I am sure there are macro-economic arguments regarding the value of extracting assets under our control for any price (including opportunity costs for displaced workers and spending within the economy) vs. the export of national treasure in exchange for the import of similar from overseas. I am not qualified to make those arguments – if you are, please comment.
I didn’t go to OE this year. I don’t think I was alone. From the reports I’ve heard things were quite subdued, except there were many people looking for work, apparently we are approaching 70,000 lay-offs in the UK Oil and Gas industry since 2014. Reports in yesterday’s guardian suggest that there is still more job cuts to come. This report in CITY AM – shows how the perception in London is being shaped and the urgency of the situation is being lost. CITY AM quoted job losses of only 5,500, and for many of the casual money men down here, that is all they will read.
The oil price is low. I remember when it was less than 25% of the current price– this report from the independent reminds us of $9 oil. In 1998 we also had the Asian currency crisis which started in 1997, what could a 75% drop in price do? With the recent wobbles in the China market, and talk of the commodity super cycle that wasn’t in the FT, is market perception changing, and perhaps there is further to fall?

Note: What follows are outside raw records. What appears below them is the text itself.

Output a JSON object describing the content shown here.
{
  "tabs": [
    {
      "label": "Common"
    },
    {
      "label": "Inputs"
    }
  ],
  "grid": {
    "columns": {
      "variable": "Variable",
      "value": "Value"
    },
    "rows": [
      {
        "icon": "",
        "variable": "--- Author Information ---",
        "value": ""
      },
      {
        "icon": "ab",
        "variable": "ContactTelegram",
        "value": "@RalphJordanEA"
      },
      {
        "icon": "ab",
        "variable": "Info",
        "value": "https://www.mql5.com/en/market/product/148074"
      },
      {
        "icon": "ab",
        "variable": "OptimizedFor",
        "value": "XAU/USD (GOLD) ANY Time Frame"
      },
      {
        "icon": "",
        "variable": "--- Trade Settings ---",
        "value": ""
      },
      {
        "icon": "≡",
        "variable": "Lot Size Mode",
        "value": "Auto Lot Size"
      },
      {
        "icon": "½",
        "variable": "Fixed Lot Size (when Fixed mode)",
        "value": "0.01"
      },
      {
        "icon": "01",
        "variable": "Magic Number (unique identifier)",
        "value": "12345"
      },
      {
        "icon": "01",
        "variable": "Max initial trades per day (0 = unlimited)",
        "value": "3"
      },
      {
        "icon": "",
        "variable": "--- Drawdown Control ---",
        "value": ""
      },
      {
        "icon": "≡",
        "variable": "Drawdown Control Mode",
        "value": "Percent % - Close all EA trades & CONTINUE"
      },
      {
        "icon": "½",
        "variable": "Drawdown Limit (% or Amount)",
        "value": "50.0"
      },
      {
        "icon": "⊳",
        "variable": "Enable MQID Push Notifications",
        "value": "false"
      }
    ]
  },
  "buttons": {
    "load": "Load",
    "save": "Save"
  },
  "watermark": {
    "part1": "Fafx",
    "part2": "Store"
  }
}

I was pleased to see that Andy Samuel was quoted welcoming the efficiency task force – but I fear that these cross-company committees will be slow and ponderous. I also fear that operators will see this as a way to try to squeeze supplier prices and hurt the value chain. In my opinion, urgent structural change will be required to enable us to extract the resources that lie under the North Sea. Urgent because we need to maintain the infrastructure that will enable the extraction. This is a national opportunity and one that requires a national regulated response.

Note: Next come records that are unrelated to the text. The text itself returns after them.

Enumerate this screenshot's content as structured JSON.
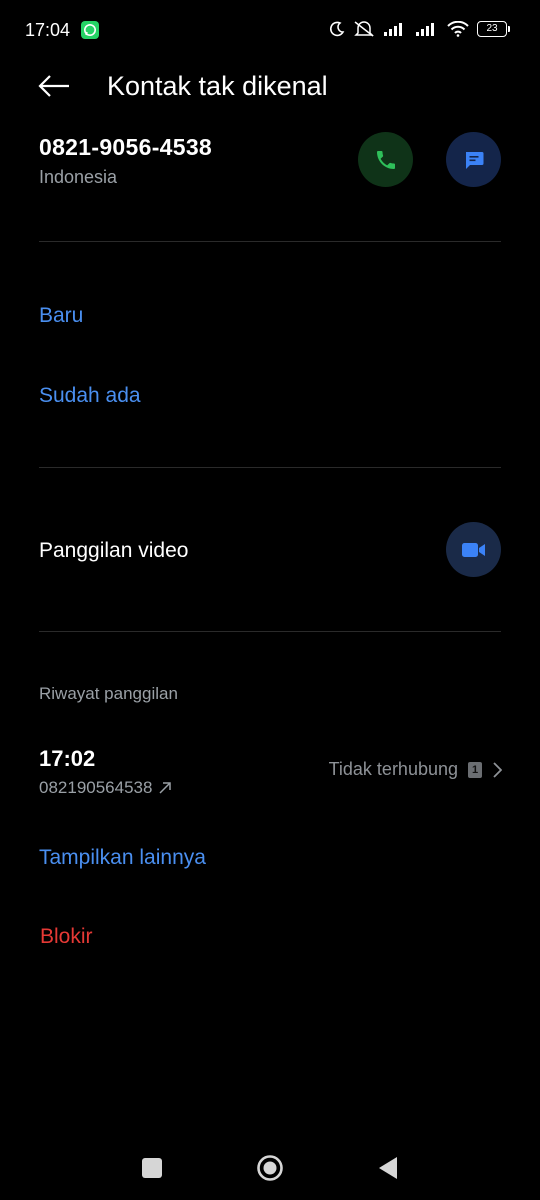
{
  "status_bar": {
    "time": "17:04",
    "battery": "23",
    "icons": [
      "whatsapp-icon",
      "moon-icon",
      "mute-icon",
      "signal-icon",
      "signal-icon",
      "wifi-icon",
      "battery-icon"
    ]
  },
  "header": {
    "title": "Kontak tak dikenal",
    "back_icon": "arrow-left-icon"
  },
  "contact": {
    "number": "0821-9056-4538",
    "country": "Indonesia",
    "call_icon": "phone-icon",
    "message_icon": "message-icon"
  },
  "add_contact": {
    "new_label": "Baru",
    "existing_label": "Sudah ada"
  },
  "video": {
    "label": "Panggilan video",
    "icon": "video-camera-icon"
  },
  "history": {
    "title": "Riwayat panggilan",
    "entries": [
      {
        "time": "17:02",
        "number": "082190564538",
        "status": "Tidak terhubung",
        "sim": "1"
      }
    ],
    "show_more": "Tampilkan lainnya"
  },
  "block_label": "Blokir",
  "colors": {
    "accent_blue": "#4a8ff0",
    "danger_red": "#e53935",
    "call_green": "#2fbf5a"
  }
}
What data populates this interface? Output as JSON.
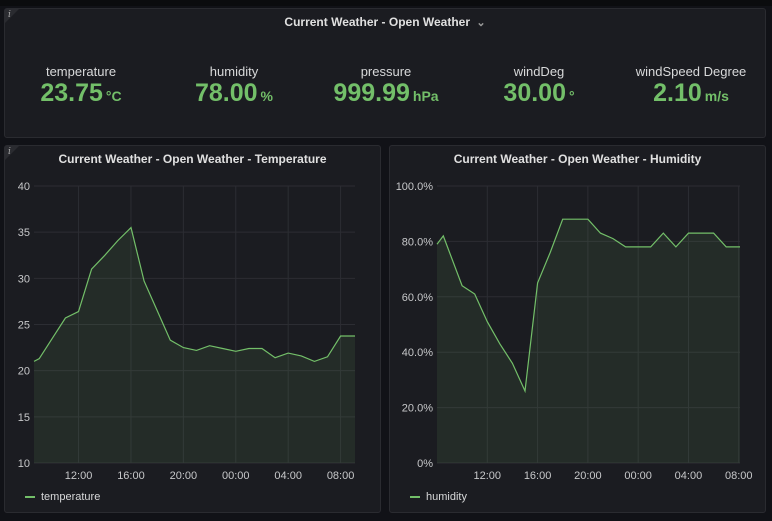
{
  "stat_panel": {
    "title": "Current Weather - Open Weather",
    "title_chevron": "⌄",
    "info": "i",
    "stats": [
      {
        "label": "temperature",
        "value": "23.75",
        "unit": "°C"
      },
      {
        "label": "humidity",
        "value": "78.00",
        "unit": "%"
      },
      {
        "label": "pressure",
        "value": "999.99",
        "unit": "hPa"
      },
      {
        "label": "windDeg",
        "value": "30.00",
        "unit": "°"
      },
      {
        "label": "windSpeed Degree",
        "value": "2.10",
        "unit": "m/s"
      }
    ]
  },
  "temp_panel": {
    "title": "Current Weather - Open Weather - Temperature",
    "info": "i",
    "legend": "temperature"
  },
  "humid_panel": {
    "title": "Current Weather - Open Weather - Humidity",
    "legend": "humidity"
  },
  "colors": {
    "series": "#73bf69",
    "background": "#111217",
    "panel": "#1b1c21"
  },
  "chart_data": [
    {
      "type": "area",
      "title": "Current Weather - Open Weather - Temperature",
      "xlabel": "",
      "ylabel": "",
      "ylim": [
        10,
        40
      ],
      "yticks": [
        "10",
        "15",
        "20",
        "25",
        "30",
        "35",
        "40"
      ],
      "xticks": [
        "12:00",
        "16:00",
        "20:00",
        "00:00",
        "04:00",
        "08:00"
      ],
      "xtick_hours": [
        12,
        16,
        20,
        24,
        28,
        32
      ],
      "xlim_hours": [
        8.6,
        33.1
      ],
      "grid": true,
      "legend": "bottom-left",
      "series": [
        {
          "name": "temperature",
          "x": [
            8.6,
            9.0,
            10.0,
            11.0,
            12.0,
            13.0,
            14.0,
            15.0,
            16.0,
            17.0,
            18.0,
            19.0,
            20.0,
            21.0,
            22.0,
            23.0,
            24.0,
            25.0,
            26.0,
            27.0,
            28.0,
            29.0,
            30.0,
            31.0,
            32.0,
            33.1
          ],
          "values": [
            21.0,
            21.3,
            23.5,
            25.7,
            26.4,
            31.0,
            32.5,
            34.1,
            35.5,
            29.7,
            26.5,
            23.3,
            22.5,
            22.2,
            22.7,
            22.4,
            22.1,
            22.4,
            22.4,
            21.4,
            21.9,
            21.6,
            21.0,
            21.5,
            23.75,
            23.75
          ]
        }
      ]
    },
    {
      "type": "area",
      "title": "Current Weather - Open Weather - Humidity",
      "xlabel": "",
      "ylabel": "",
      "ylim": [
        0,
        100
      ],
      "yticks": [
        "0%",
        "20.0%",
        "40.0%",
        "60.0%",
        "80.0%",
        "100.0%"
      ],
      "xticks": [
        "12:00",
        "16:00",
        "20:00",
        "00:00",
        "04:00",
        "08:00"
      ],
      "xtick_hours": [
        12,
        16,
        20,
        24,
        28,
        32
      ],
      "xlim_hours": [
        8.0,
        32.1
      ],
      "grid": true,
      "legend": "bottom-left",
      "series": [
        {
          "name": "humidity",
          "x": [
            8.0,
            8.5,
            10.0,
            11.0,
            12.0,
            13.0,
            14.0,
            15.0,
            16.0,
            17.0,
            18.0,
            19.0,
            20.0,
            21.0,
            22.0,
            23.0,
            24.0,
            25.0,
            26.0,
            27.0,
            28.0,
            29.0,
            30.0,
            31.0,
            32.0,
            32.1
          ],
          "values": [
            79,
            82,
            64,
            61,
            51,
            43,
            36,
            26,
            65,
            76,
            88,
            88,
            88,
            83,
            81,
            78,
            78,
            78,
            83,
            78,
            83,
            83,
            83,
            78,
            78,
            78
          ]
        }
      ]
    }
  ]
}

Andy was quoted as saying “The ETF is taking a three pronged approach to drive greater efficiency under the themes: Business Process; Standardisation; and Cooperation, Culture and Behaviours.” – Well frankly I don’t think this will be enough. I think the OGA must act, and use the powers it has (or obtain the ones it needs) to enable this. Of course, action like this is for the brave. Look at the trouble the control of access tariffs had in Norway, with investors suing the state. There must be questions about this with the recent private equity stakes being taken in CATS , FUKA and SIRGE – in one way this simplifies the access rights and can serve the needs of the customer better, but in another it centralises power in a way that only quick regulatory intervention can balance.
North Sea Oil and Gas is the property of the people from the countries that surround it – UK, Norway, Denmark, Holland, Germany. As a citizen of the UK I don’t want any more of my country’s wealth to be transferred to the citizens of other countries than is necessary. I think that this means extracting every last drop from this resource that we economically can.

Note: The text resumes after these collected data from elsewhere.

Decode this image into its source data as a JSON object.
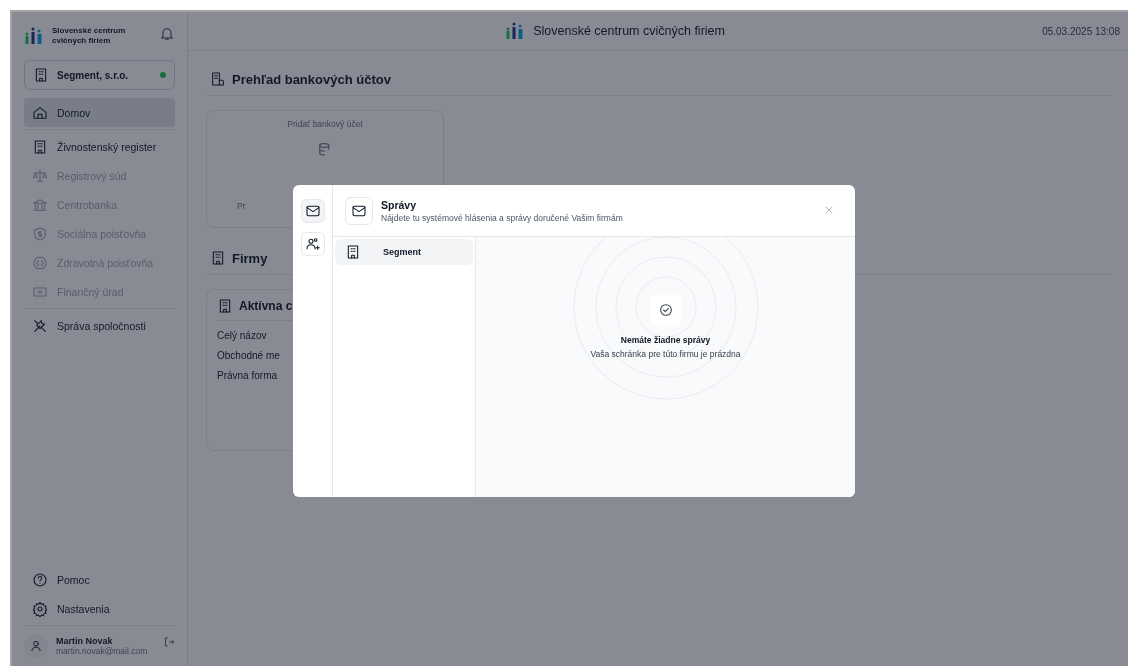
{
  "sidebar": {
    "brand": "Slovenské centrum cvičných firiem",
    "company": {
      "name": "Segment, s.r.o.",
      "online": true
    },
    "nav": [
      {
        "label": "Domov",
        "selected": true,
        "disabled": false
      },
      {
        "label": "Živnostenský register",
        "selected": false,
        "disabled": false
      },
      {
        "label": "Registrový súd",
        "selected": false,
        "disabled": true
      },
      {
        "label": "Centrobanka",
        "selected": false,
        "disabled": true
      },
      {
        "label": "Sociálna poisťovňa",
        "selected": false,
        "disabled": true
      },
      {
        "label": "Zdravotná poisťovňa",
        "selected": false,
        "disabled": true
      },
      {
        "label": "Finančný úrad",
        "selected": false,
        "disabled": true
      },
      {
        "label": "Správa spoločnosti",
        "selected": false,
        "disabled": false
      }
    ],
    "bottom": [
      {
        "label": "Pomoc"
      },
      {
        "label": "Nastavenia"
      }
    ],
    "user": {
      "name": "Martin Novak",
      "email": "martin.novak@mail.com"
    }
  },
  "header": {
    "title": "Slovenské centrum cvičných firiem",
    "datetime": "05.03.2025 13:08"
  },
  "main": {
    "bank_title": "Prehľad bankových účtov",
    "add_account": "Pridať bankový účet",
    "add_hint": "Pr",
    "firms_title": "Firmy",
    "active_title": "Aktívna c",
    "fields": [
      "Celý názov",
      "Obchodné me",
      "Právna forma"
    ]
  },
  "modal": {
    "rail": [
      {
        "selected": true
      },
      {
        "selected": false
      }
    ],
    "title": "Správy",
    "subtitle": "Nájdete tu systémové hlásenia a správy doručené Vašim firmám",
    "firms": [
      {
        "name": "Segment",
        "selected": true
      }
    ],
    "empty_title": "Nemáte žiadne správy",
    "empty_text": "Vaša schránka pre túto firmu je prázdna"
  }
}
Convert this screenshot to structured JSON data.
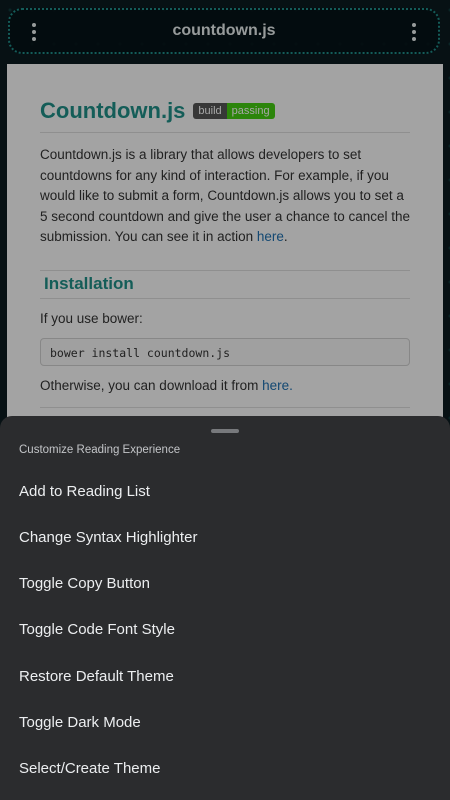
{
  "topbar": {
    "title": "countdown.js",
    "left_icon": "more-vert-icon",
    "right_icon": "more-vert-icon"
  },
  "doc": {
    "heading": "Countdown.js",
    "badge_left": "build",
    "badge_right": "passing",
    "intro_text": "Countdown.js is a library that allows developers to set countdowns for any kind of interaction. For example, if you would like to submit a form, Countdown.js allows you to set a 5 second countdown and give the user a chance to cancel the submission. You can see it in action ",
    "intro_link": "here",
    "intro_end": ".",
    "install_heading": "Installation",
    "bower_text": "If you use bower:",
    "code": "bower install countdown.js",
    "download_text": "Otherwise, you can download it from ",
    "download_link": "here."
  },
  "sheet": {
    "title": "Customize Reading Experience",
    "items": [
      "Add to Reading List",
      "Change Syntax Highlighter",
      "Toggle Copy Button",
      "Toggle Code Font Style",
      "Restore Default Theme",
      "Toggle Dark Mode",
      "Select/Create Theme"
    ]
  },
  "colors": {
    "accent": "#1f8f87",
    "sheet_bg": "#2b2c2e",
    "badge_pass": "#44cc11"
  }
}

There seems to be a number of issues that will stop this from happening. I hear many reasons that might account for it including:
High cost of production in the basin;
Inability for companies to co-operate on problem solving;
Individual companies optimising for their goals;
Lack of access to shared infrastructure;
Environmental impact; and
Decommissioning liabilities
I sense that if action is not taken soon, access will be lost to critical shared infrastructure. Should we get the last drops out of the North Sea? What do we need to do to make this happen?